Monday, January 26, 2009

Jan Pecarka

Jan is a Slovakian artist whose work examines a scalar confusion of figure and landscape. At first they appeared separately, vast, smooth-seeming pieces of bodies and surfacey land. His best work places bodies on vast geographical scale: a woman waist deep in a planet her own size, a man hovering above a city, a figure either blue or in atmospheric perspective, toes on islands.


about 5'x7', 2008, I think. I just went to his studio and took these pictures because it's not up on his site yet.



He's having a solo show January 29th through February 11th at the Bohemian Benevolent & Literary Association at 321 E. 73rd St (between 1st and 2nd), 3rd Floor, NYC. (212) 988 1733
Reception 6:30 on the 29th. WON'T YOU

Saturday, January 17, 2009

Teaching Philosophy

I feel that theory and practice can be the same, and especially that theory derives from practice. People often become too isolated in their own fields and exclusive about their influences, and don’t realize how much bodily and mental activities create knowledge. Many people shrug off not knowing how to see, as many feel about math. But learning how to represent should be requisite in learning how to think.

The way people think when they've always been about symbol manipulation, and don't think so much about the visual foundation of text, excludes a whole system of thought that may undermine so many biases. The more everyone knows the process of coordination and self-examination involved in visual art, the better – and the more about anything and everything that artists know, the better.

I am continuously learning something new, and part of what I want to teach is that everything artists find interesting is relevant to their thinking and their art: music, culture, the material everyday. Each person is their own universe and I want to encourage my students to keep their universes as open as possible. An ability to communicate and persuade is more critical in society and it’s important to connect it to visual rhetoric, although one of the major changes occurring is a proliferation and acceptance of non-verbal media.

When you've seen how differently everyone in a class depicts something you get a much more explicit illustration of how differently people process sense-input. That is something I aim to have my students recognize.

Janet's Statement

A bit of my own stuff while I work out who's up next and try to persuade people that free advertising isn't going to destroy them.

How is this? Does it match/describe the work well?

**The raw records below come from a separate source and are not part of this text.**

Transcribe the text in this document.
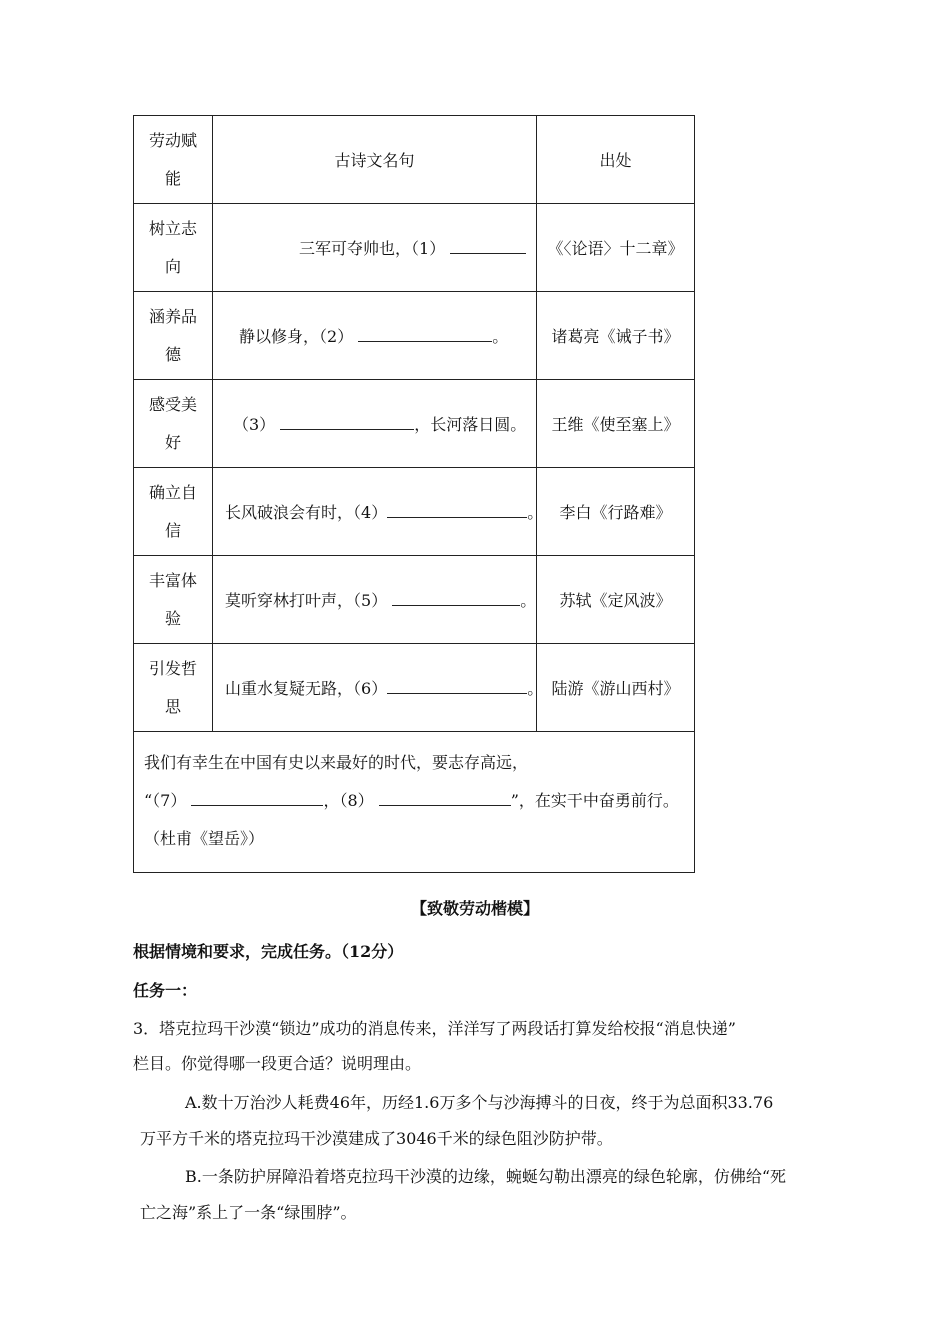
劳动赋能	古诗文名句	出处
树立志向	三军可夺帅也，（1）	《〈论语〉十二章》
涵养品德	静以修身，（2） 。	诸葛亮《诫子书》
感受美好	（3） ，长河落日圆。	王维《使至塞上》
确立自信	长风破浪会有时，（4） 。	李白《行路难》
丰富体验	莫听穿林打叶声，（5） 。	苏轼《定风波》
引发哲思	山重水复疑无路，（6） 。	陆游《游山西村》

我们有幸生在中国有史以来最好的时代，要志存高远，
“（7） ，（8） ”，在实干中奋勇前行。
（杜甫《望岳》）		
【致敬劳动楷模】
根据情境和要求，完成任务。（12分）
任务一：
3．塔克拉玛干沙漠“锁边”成功的消息传来，洋洋写了两段话打算发给校报“消息快递”
栏目。你觉得哪一段更合适？说明理由。
A.数十万治沙人耗费46年，历经1.6万多个与沙海搏斗的日夜，终于为总面积33.76
万平方千米的塔克拉玛干沙漠建成了3046千米的绿色阻沙防护带。
B.一条防护屏障沿着塔克拉玛干沙漠的边缘，蜿蜒勾勒出漂亮的绿色轮廓，仿佛给“死
亡之海”系上了一条“绿围脖”。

My figurative oil painting seeks to allegorize the autonomy of the inanimate object. I celebrate a female multiplicity by arbitrarily ordering disparate and similar images. Sensory overload and interplay between smooth and striated space incite affect. Imagery intuitively derived from science fiction and comic art maintains an amused contrarianism to categorization. Eclecticism induces a decentralized, eccentric perspective out of a mainstream and traditional medium. In search of levity, here is no automatic orientation; everything is both figure and background. The humanoid body, its agency compromised through merging with others, is nevertheless skillfully embraced through a fluid observational style, combining invention and self-representation through a democratic objectivity. Bodies shift colors, reflect and are reflected, both fully permeable and closed. Extremities and contradictions are sought through a hybrid middle ground.

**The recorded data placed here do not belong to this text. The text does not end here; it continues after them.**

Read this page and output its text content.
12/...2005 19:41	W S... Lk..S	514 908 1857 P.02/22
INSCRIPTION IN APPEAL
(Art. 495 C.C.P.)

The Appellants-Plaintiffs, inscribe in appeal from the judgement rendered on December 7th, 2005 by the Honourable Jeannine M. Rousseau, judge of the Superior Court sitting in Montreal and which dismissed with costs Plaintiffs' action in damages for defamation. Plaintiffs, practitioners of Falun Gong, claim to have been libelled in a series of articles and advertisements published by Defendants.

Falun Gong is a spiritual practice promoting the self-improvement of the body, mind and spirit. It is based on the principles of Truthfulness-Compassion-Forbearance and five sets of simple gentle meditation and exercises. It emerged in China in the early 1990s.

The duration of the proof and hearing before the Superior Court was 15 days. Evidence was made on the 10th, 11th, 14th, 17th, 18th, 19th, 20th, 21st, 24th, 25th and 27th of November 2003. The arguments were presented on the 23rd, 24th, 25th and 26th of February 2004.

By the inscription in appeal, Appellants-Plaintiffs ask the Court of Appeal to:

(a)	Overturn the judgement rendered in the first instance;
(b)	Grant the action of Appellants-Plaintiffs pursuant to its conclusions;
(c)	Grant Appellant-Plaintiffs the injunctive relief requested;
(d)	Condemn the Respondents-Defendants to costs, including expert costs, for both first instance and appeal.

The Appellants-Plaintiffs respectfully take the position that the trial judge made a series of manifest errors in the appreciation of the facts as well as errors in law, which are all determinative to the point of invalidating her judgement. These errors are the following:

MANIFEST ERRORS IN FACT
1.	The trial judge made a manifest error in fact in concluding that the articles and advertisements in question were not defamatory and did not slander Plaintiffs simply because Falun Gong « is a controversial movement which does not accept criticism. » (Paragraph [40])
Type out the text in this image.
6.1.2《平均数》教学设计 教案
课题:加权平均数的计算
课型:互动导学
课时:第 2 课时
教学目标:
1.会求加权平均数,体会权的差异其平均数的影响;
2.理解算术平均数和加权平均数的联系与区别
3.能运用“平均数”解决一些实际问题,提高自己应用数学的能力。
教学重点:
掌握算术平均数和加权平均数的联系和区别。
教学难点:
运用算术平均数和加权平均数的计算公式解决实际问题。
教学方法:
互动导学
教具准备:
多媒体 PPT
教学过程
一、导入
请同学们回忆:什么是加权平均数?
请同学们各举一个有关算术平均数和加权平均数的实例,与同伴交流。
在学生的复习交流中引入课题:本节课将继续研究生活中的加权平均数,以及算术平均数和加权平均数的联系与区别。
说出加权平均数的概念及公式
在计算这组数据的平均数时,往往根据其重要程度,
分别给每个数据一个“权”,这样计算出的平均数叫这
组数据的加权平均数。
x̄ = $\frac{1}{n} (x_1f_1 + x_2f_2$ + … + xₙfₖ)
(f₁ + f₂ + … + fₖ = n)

Thursday, January 01, 2009

Cecilia Roberts

is in the class of 2009 and has a website up, although it was last updated in summer 2008, so I'll put up some more recent paintings of hers soon.

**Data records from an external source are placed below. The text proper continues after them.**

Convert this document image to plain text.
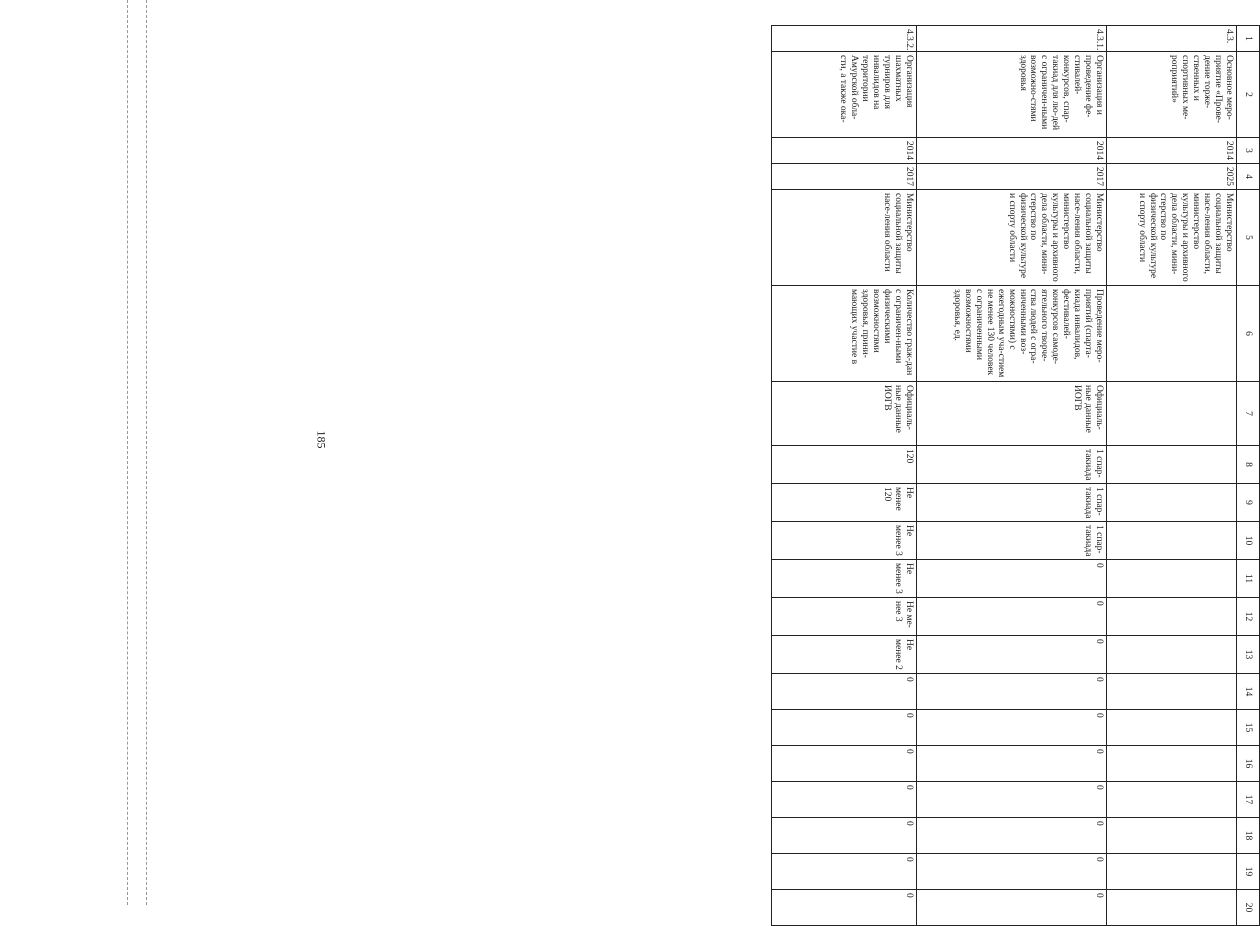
185
1	2	3	4	5	6	7	8	9	10	11	12	13	14	15	16	17	18	19	20
4.3.	Основное меро-приятие «Прове-дение торже-ственных и спортивных ме-роприятий»	2014	2025	Министерство социальной защиты насе-ления области, министерство культуры и архивного дела области, мини-стерство по физической культуре и спорту области															
4.3.1.	Организация и проведение фе-стивалей-конкурсов, спар-такиад для лю-дей с ограничен-ными возможно-стями здоровья	2014	2017	Министерство социальной защиты насе-ления области, министерство культуры и архивного дела области, мини-стерство по физической культуре и спорту области	Проведение меро-приятий (спарта-киада инвалидов, фестивалей-конкурсов самоде-ятельного творче-ства людей с огра-ниченными воз-можностями) с ежегодным уча-стием не менее 130 человек с ограниченными возможностями здоровья, ед.	Официаль-ные данные ИОГВ	1 спар-такиада	1 спар-такиада	1 спар-такиада	0	0	0	0	0	0	0	0	0	0
4.3.2.	Организация шахматных турниров для инвалидов на территории Амурской обла-сти, а также ока-	2014	2017	Министерство социальной защиты насе-ления области	Количество граж-дан с ограничен-ными физическими возможностями здоровья, прини-мающих участие в	Официаль-ные данные ИОГВ	120	Не менее 120	Не менее 3	Не менее 3	Не ме-нее 3	Не менее 2	0	0	0	0	0	0	0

Portrait of Mallory, oil on canvas, 2008. Anyone else reminded of Magritte's "Pleasure"?




Portrait of Antonia, oil on canvas, 2008. Antonia is a Greek printmaker and artist from the class of 2008, now working for Jeff Koons.




Self Portrait with Candy and Babies, etching?, 2008.

Cecilia paints intimate portraits that capture the idiosyncracies of personality. They develop out of a process of looking an interacting with her subject and their things, with a kind of improvisational feminist space structured by interest. Both her oil paintings and her prints show a quirky line by a quirky observer.